Szczegóły:

Nazwa Kalendarz inspiracji "Jak być dobrą dla siebie?"

DZIEŃ 25: Bliscy wrogowie

Pamiętasz 4 jakości serca, 4 jakości miłości, o których wspominałam na 1 lekcji kursu? Dziś chciałabym dać ci znać o „bliskich wrogach”, stanach, które mogą się pojawić i dać wrażenie, że to 4 jakości serca. Możemy się pomylić.

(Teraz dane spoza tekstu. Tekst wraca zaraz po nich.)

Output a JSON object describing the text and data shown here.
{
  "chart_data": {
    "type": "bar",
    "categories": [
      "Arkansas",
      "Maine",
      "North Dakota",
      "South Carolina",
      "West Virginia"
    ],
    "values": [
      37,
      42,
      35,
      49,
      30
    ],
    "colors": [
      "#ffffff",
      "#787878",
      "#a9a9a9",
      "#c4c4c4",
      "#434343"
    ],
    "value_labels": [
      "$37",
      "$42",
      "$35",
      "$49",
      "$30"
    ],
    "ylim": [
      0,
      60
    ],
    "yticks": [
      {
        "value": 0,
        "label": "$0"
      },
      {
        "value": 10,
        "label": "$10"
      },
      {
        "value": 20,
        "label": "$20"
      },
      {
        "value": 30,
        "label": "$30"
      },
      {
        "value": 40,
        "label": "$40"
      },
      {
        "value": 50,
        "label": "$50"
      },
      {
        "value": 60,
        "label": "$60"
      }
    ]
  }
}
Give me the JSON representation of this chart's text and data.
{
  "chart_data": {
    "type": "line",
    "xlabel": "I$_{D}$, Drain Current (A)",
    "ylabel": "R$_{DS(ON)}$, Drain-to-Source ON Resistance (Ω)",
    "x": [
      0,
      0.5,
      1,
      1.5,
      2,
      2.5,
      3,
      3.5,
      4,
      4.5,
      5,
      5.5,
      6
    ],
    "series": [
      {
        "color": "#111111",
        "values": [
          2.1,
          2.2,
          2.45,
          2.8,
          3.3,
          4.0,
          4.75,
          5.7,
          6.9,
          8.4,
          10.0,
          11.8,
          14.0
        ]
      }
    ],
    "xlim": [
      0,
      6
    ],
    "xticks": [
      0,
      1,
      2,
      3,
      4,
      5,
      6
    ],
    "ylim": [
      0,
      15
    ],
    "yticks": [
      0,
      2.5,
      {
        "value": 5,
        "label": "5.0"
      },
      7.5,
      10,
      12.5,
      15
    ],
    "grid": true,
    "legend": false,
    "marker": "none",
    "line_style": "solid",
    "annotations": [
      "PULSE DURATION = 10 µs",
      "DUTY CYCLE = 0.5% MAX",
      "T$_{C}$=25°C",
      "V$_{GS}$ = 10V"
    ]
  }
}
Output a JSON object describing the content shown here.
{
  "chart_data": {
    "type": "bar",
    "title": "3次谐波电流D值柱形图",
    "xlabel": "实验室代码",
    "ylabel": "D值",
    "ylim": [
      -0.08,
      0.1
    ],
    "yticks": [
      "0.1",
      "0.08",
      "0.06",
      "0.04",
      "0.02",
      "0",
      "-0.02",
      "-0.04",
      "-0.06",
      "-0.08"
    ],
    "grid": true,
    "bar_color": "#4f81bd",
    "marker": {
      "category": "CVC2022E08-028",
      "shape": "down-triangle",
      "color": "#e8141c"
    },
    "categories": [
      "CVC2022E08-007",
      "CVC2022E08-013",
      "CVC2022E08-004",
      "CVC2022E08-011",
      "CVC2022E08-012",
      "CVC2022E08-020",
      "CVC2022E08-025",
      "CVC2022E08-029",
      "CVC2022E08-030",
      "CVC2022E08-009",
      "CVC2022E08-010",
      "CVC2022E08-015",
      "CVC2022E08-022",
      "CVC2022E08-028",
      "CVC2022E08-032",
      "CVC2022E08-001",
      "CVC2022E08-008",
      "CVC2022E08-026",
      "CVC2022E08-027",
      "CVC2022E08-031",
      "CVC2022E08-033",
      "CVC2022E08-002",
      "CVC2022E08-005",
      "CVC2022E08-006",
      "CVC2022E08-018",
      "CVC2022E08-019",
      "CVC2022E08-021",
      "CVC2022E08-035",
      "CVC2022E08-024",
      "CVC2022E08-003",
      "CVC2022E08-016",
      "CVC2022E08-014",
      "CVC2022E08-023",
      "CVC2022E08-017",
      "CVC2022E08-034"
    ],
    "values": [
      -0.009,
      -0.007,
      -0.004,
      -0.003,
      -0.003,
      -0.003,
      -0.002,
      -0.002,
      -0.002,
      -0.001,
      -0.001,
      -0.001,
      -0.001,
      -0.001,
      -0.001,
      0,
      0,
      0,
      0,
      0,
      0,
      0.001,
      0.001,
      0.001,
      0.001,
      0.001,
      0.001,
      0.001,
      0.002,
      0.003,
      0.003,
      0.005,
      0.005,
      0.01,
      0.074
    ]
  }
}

Miłująca dobroć vs przywiązanie

Bliskim wrogiem MAITRI (ang. loving kindness) czyli miłującej dobroci jest przywiązanie.  Prawdziwa miłość to otwartość, życzę ci dobrze i nie mam wobec ciebie oczekiwań.  W miłości jest delikatność, akceptacja, głęboka wdzięczność. Przywiązaniu towarzyszy strach, chęć kontroli, rodzaj uzależnienia emocjonalnego, że to co teraz mam zniknie.

Współczucie vs litość

To, co oddala nas od współczucia (pali: KARUNA, ang.: compassion) – bliskiego połączenia z drugim człowiekiem w tym, że wszyscy cierpimy i chęci zmniejszenia cierpienia jest użalanie się nad drugą osobą.  Kiedy litujemy się nad kimś jednocześnie jest w tym uczucie wyższości i poczucie, że jestem lepsza. Bo jestem w innej sytuacji, bo to ja jestem tą, która pomaga. Współczucie dla samej siebie może być pomylone z użalaniem się nad sobą, litowaniem, wyolbrzymianiem cierpienia i poczuciem izolacji – tylko ja tak mam.

Bezinteresowna radość vs porównywanie się

MUDITA czyli joy, empatyczna, bezinteresowna radość ma swojego „bliskiego wroga” czyli porównywanie się. Cieszymy się z sukcesów innych osób, ale jednocześnie mamy w sobie głos, który porównuje czy my jesteśmy tak samo dobre? czy kiedyś jak osiągnę taki sukces? Może obok tego stać także zazdrość, że komuś się udaje,  a u nas jest inaczej.

Bezstronność, równowaga umysłu vs zobojętnienie

UPEKSHA czyli equanimity – równowaga umysłu, bezstronność.  Mimo, że kształtujemy w sobie brak przywiązania do tego, co przyjemne i nieprzyjemne w tej jakości jest zaangażowanie, przyjmowanie każdego doświadczenia. Może to być czasami mylone z obojętnością, która zakłada odcinanie się od doświadczeń, niechęć, aby miały jakikolwiek wpływ, mówimy sobie „nic mnie to nie obchodzi” i dzięki temu zachowujemy pozorny spokój.